If the network supports multiple methods, you have a high probability of success by forcing a downgrade. Use a wireless sniffer to capture the DPP authentication requests. If you see the network advertising multiple AKMs (Authentication and Key Management), you can use a tool like wififisher to create a rogue access point that advertises only the weakest supported provisioning method.

Hardening the Protocol

Defenders must move away from the "set it and forget it" mentality that plagues IoT deployments. If you must use DPP, enforce strict authorization checks. Do not blindly trust any device that presents a valid bootstrapping key. Implement policy-based controls that require an administrator to manually approve any new device before it is granted network access.

Furthermore, ensure that your implementation of DPP uses unique, per-configurator keys. If you rely on a single, shared key across your entire infrastructure, a single compromised device or a leaked QR code will lead to a total network compromise. The goal is to limit the blast radius of any single failure.
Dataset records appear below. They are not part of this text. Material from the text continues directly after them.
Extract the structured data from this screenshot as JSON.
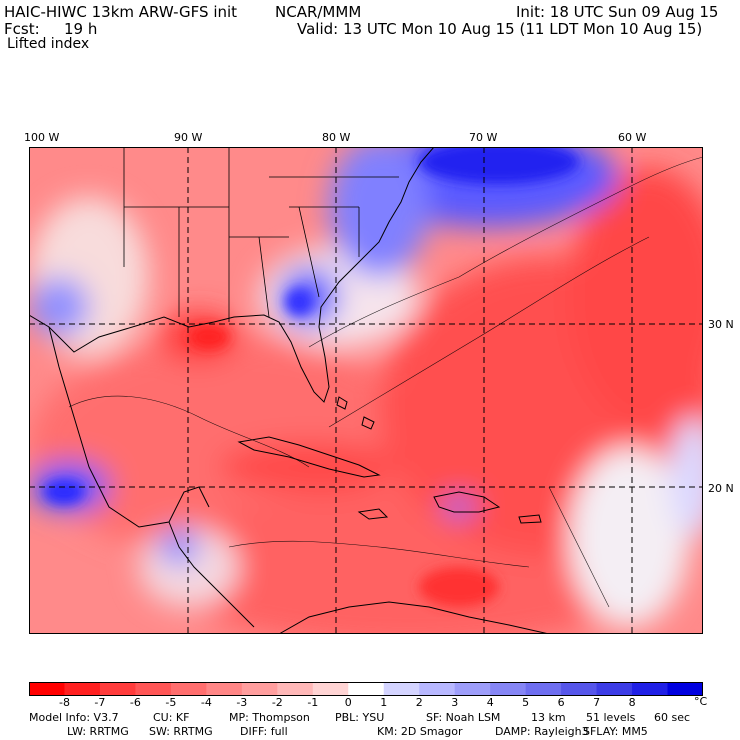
{
  "header": {
    "model_title": "HAIC-HIWC 13km ARW-GFS init",
    "org": "NCAR/MMM",
    "init": "Init: 18 UTC Sun 09 Aug 15",
    "fcst_label": "Fcst:",
    "fcst_value": "19 h",
    "valid": "Valid: 13 UTC Mon 10 Aug 15 (11 LDT Mon 10 Aug 15)",
    "field": "Lifted index"
  },
  "map": {
    "lon_labels": [
      "100 W",
      "90 W",
      "80 W",
      "70 W",
      "60 W"
    ],
    "lat_labels": [
      "30 N",
      "20 N"
    ],
    "lon_values": [
      -100,
      -90,
      -80,
      -70,
      -60
    ],
    "lat_values": [
      30,
      20
    ],
    "grid_lines": "dashed"
  },
  "colorbar": {
    "unit": "°C",
    "tick_labels": [
      "-8",
      "-7",
      "-6",
      "-5",
      "-4",
      "-3",
      "-2",
      "-1",
      "0",
      "1",
      "2",
      "3",
      "4",
      "5",
      "6",
      "7",
      "8"
    ],
    "colors": [
      "#ff0000",
      "#ff2020",
      "#ff3c3c",
      "#ff5656",
      "#ff6e6e",
      "#ff8686",
      "#ff9e9e",
      "#ffb8b8",
      "#ffd4d4",
      "#ffffff",
      "#d4d4ff",
      "#b8b8ff",
      "#9e9efa",
      "#8686f5",
      "#6e6ef0",
      "#5656ea",
      "#3c3ce6",
      "#2020e6",
      "#0000e0"
    ]
  },
  "info": {
    "line1": [
      "Model Info: V3.7",
      "CU: KF",
      "MP: Thompson",
      "PBL: YSU",
      "SF: Noah LSM",
      "13 km",
      "51 levels",
      "60 sec"
    ],
    "line2": [
      "LW: RRTMG",
      "SW: RRTMG",
      "DIFF: full",
      "KM: 2D Smagor",
      "DAMP: Rayleigh3",
      "SFLAY: MM5"
    ]
  }
}
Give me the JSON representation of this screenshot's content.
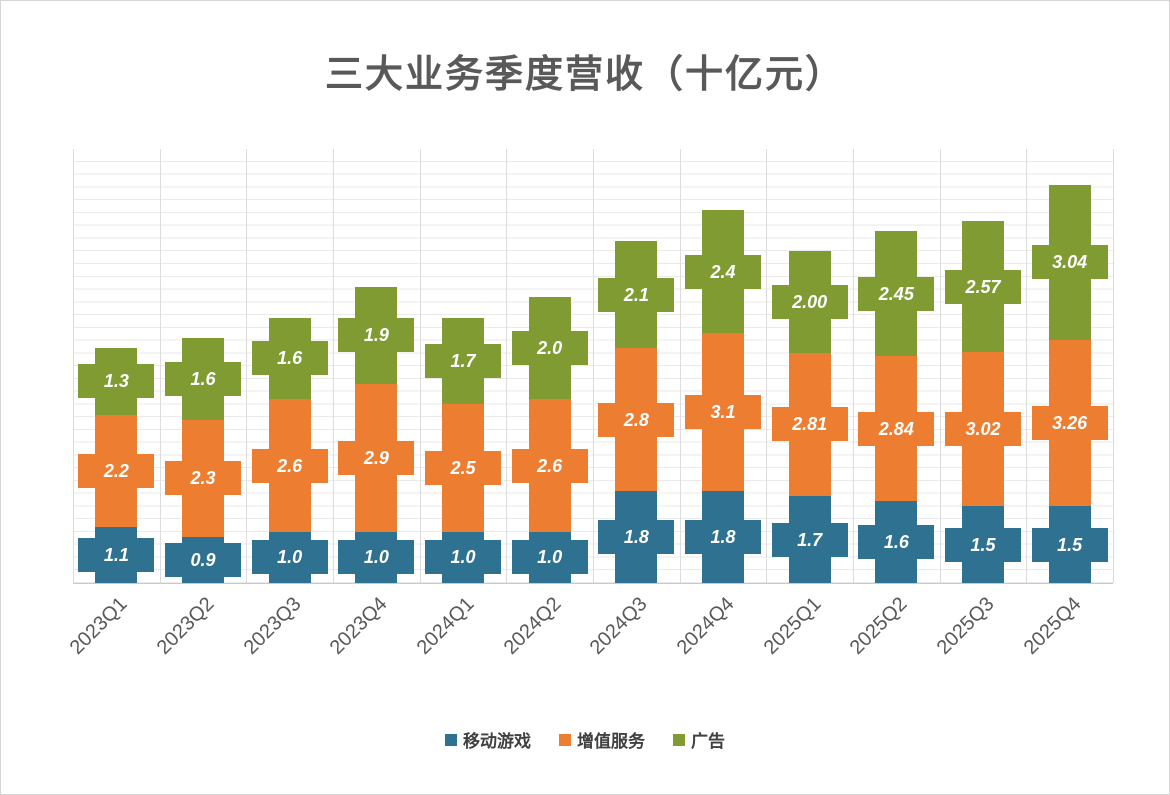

The industry needs to stop treating usability as a substitute for security. Every time we introduce a new protocol that prioritizes the user experience over cryptographic rigor, we are essentially handing a new set of keys to the adversary. Until the Wi-Fi Alliance mandates stricter, non-negotiable security requirements for DPP, it is up to us to identify these gaps and push for more resilient configurations. If you are building or deploying these systems, start by assuming that your provisioning process is the most likely point of failure.